We have nginx as a reverse proxy, load balancing across 2 application servers. These application servers were defined in upstream blocks like so:
upstream app_backends {
server 1.1.1.1:8080 max_fails=1 fail_timeout=120s;
server 1.1.1.2:8080 max_fails=1 fail_timeout=120s;
}
We had a significant outage where a client was sending a request with a large cookie header, which the uwsgi application choked on and closed the connection early. This resulted in nginx marking a failure on that backend, and then immediately sending the request to the second backend which would choke in exactly the same way. Then nginx would mark both backends down and only respond to requests from all clients with 502s for the next two minutes.

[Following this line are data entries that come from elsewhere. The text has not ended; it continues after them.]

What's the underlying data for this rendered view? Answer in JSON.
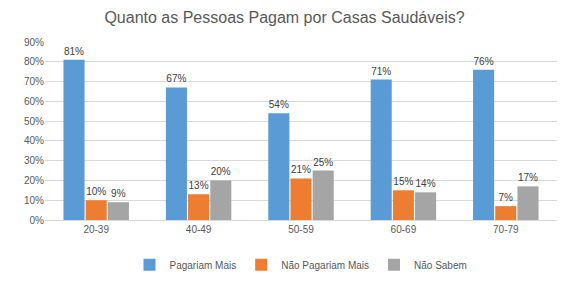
{
  "chart_data": {
    "type": "bar",
    "title": "Quanto as Pessoas Pagam por Casas Saudáveis?",
    "categories": [
      "20-39",
      "40-49",
      "50-59",
      "60-69",
      "70-79"
    ],
    "series": [
      {
        "name": "Pagariam Mais",
        "color": "#5B9BD5",
        "values": [
          81,
          67,
          54,
          71,
          76
        ],
        "value_labels": [
          "81%",
          "67%",
          "54%",
          "71%",
          "76%"
        ]
      },
      {
        "name": "Não Pagariam Mais",
        "color": "#ED7D31",
        "values": [
          10,
          13,
          21,
          15,
          7
        ],
        "value_labels": [
          "10%",
          "13%",
          "21%",
          "15%",
          "7%"
        ]
      },
      {
        "name": "Não Sabem",
        "color": "#A5A5A5",
        "values": [
          9,
          20,
          25,
          14,
          17
        ],
        "value_labels": [
          "9%",
          "20%",
          "25%",
          "14%",
          "17%"
        ]
      }
    ],
    "ylim": [
      0,
      90
    ],
    "yticks": [
      {
        "value": 0,
        "label": "0%"
      },
      {
        "value": 10,
        "label": "10%"
      },
      {
        "value": 20,
        "label": "20%"
      },
      {
        "value": 30,
        "label": "30%"
      },
      {
        "value": 40,
        "label": "40%"
      },
      {
        "value": 50,
        "label": "50%"
      },
      {
        "value": 60,
        "label": "60%"
      },
      {
        "value": 70,
        "label": "70%"
      },
      {
        "value": 80,
        "label": "80%"
      },
      {
        "value": 90,
        "label": "90%"
      }
    ],
    "grid": true,
    "legend": "bottom",
    "data_labels": true
  }
}
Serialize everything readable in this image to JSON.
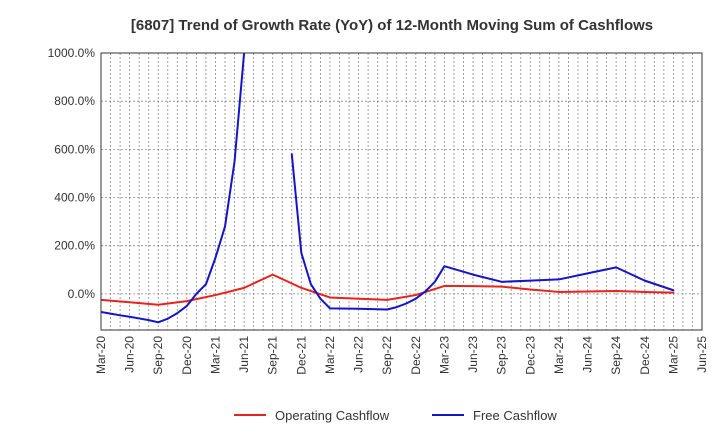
{
  "chart_data": {
    "type": "line",
    "title": "[6807]  Trend of Growth Rate (YoY) of 12-Month Moving Sum of Cashflows",
    "xlabel": "",
    "ylabel": "",
    "ylim": [
      -150,
      1000
    ],
    "y_ticks": [
      0,
      200,
      400,
      600,
      800,
      1000
    ],
    "y_tick_labels": [
      "0.0%",
      "200.0%",
      "400.0%",
      "600.0%",
      "800.0%",
      "1000.0%"
    ],
    "x_tick_labels": [
      "Mar-20",
      "Jun-20",
      "Sep-20",
      "Dec-20",
      "Mar-21",
      "Jun-21",
      "Sep-21",
      "Dec-21",
      "Mar-22",
      "Jun-22",
      "Sep-22",
      "Dec-22",
      "Mar-23",
      "Jun-23",
      "Sep-23",
      "Dec-23",
      "Mar-24",
      "Jun-24",
      "Sep-24",
      "Dec-24",
      "Mar-25",
      "Jun-25"
    ],
    "grid": true,
    "legend_position": "bottom",
    "series": [
      {
        "name": "Operating Cashflow",
        "color": "#e8231d",
        "points": [
          [
            "Mar-20",
            -25
          ],
          [
            "Jun-20",
            -35
          ],
          [
            "Sep-20",
            -45
          ],
          [
            "Dec-20",
            -30
          ],
          [
            "Mar-21",
            -5
          ],
          [
            "Jun-21",
            25
          ],
          [
            "Sep-21",
            80
          ],
          [
            "Dec-21",
            25
          ],
          [
            "Mar-22",
            -15
          ],
          [
            "Jun-22",
            -20
          ],
          [
            "Sep-22",
            -25
          ],
          [
            "Dec-22",
            -5
          ],
          [
            "Mar-23",
            33
          ],
          [
            "Jun-23",
            32
          ],
          [
            "Sep-23",
            30
          ],
          [
            "Dec-23",
            18
          ],
          [
            "Mar-24",
            8
          ],
          [
            "Jun-24",
            10
          ],
          [
            "Sep-24",
            12
          ],
          [
            "Dec-24",
            8
          ],
          [
            "Mar-25",
            5
          ]
        ]
      },
      {
        "name": "Free Cashflow",
        "color": "#1414c8",
        "segments": [
          [
            [
              "Mar-20",
              -75
            ],
            [
              "Apr-20",
              -82
            ],
            [
              "May-20",
              -89
            ],
            [
              "Jun-20",
              -95
            ],
            [
              "Jul-20",
              -102
            ],
            [
              "Aug-20",
              -109
            ],
            [
              "Sep-20",
              -118
            ],
            [
              "Oct-20",
              -103
            ],
            [
              "Nov-20",
              -80
            ],
            [
              "Dec-20",
              -50
            ],
            [
              "Jan-21",
              0
            ],
            [
              "Feb-21",
              40
            ],
            [
              "Mar-21",
              150
            ],
            [
              "Apr-21",
              280
            ],
            [
              "May-21",
              550
            ],
            [
              "Jun-21",
              1000
            ]
          ],
          [
            [
              "Nov-21",
              580
            ],
            [
              "Dec-21",
              170
            ],
            [
              "Jan-22",
              40
            ],
            [
              "Feb-22",
              -20
            ],
            [
              "Mar-22",
              -60
            ],
            [
              "Jun-22",
              -62
            ],
            [
              "Sep-22",
              -65
            ],
            [
              "Oct-22",
              -55
            ],
            [
              "Nov-22",
              -40
            ],
            [
              "Dec-22",
              -20
            ],
            [
              "Jan-23",
              10
            ],
            [
              "Feb-23",
              50
            ],
            [
              "Mar-23",
              115
            ],
            [
              "Jun-23",
              80
            ],
            [
              "Sep-23",
              50
            ],
            [
              "Dec-23",
              55
            ],
            [
              "Mar-24",
              60
            ],
            [
              "Jun-24",
              85
            ],
            [
              "Sep-24",
              110
            ],
            [
              "Dec-24",
              55
            ],
            [
              "Mar-25",
              15
            ]
          ]
        ]
      }
    ]
  }
}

Once we understood the problem we easily fixed it by setting max_fails=0. This resulted in the client in question, with the large cookie header, getting 502s, but all other clients could continue to use the application without issue. But of course this means nginx isn't offering any protection against failures in our backends.
We actually have this same configuration across a number of different applications, and I'm trying to understand what is the safest general configuration for our setup.
The default values in nginx for these two settings are max_fails=1 and fail_timeout=10. Our problem was obviously exacerbated by the fact that we had fail_timeout=120s, but even if it had been 10s, this still would have resulted in our application being taken down completely for 10 seconds at a time whenever this particular client with a large cookie header made a request.
It seems like a bad pattern in general that a single fault in response to a request, which may be a special case request like ours was, leads to a whole backend being taken offline? Especially where we have no idea if the same error will apply to all backends equally, as it did in this case?
What I'm asking is: Would it be generally a safer configuration for our setup to use max_fails=0 for all our apps rather than to use the actual nginx default of max_fails=1 fail_timeout=10s? And if so, is this potentially an argument for nginx to change its default?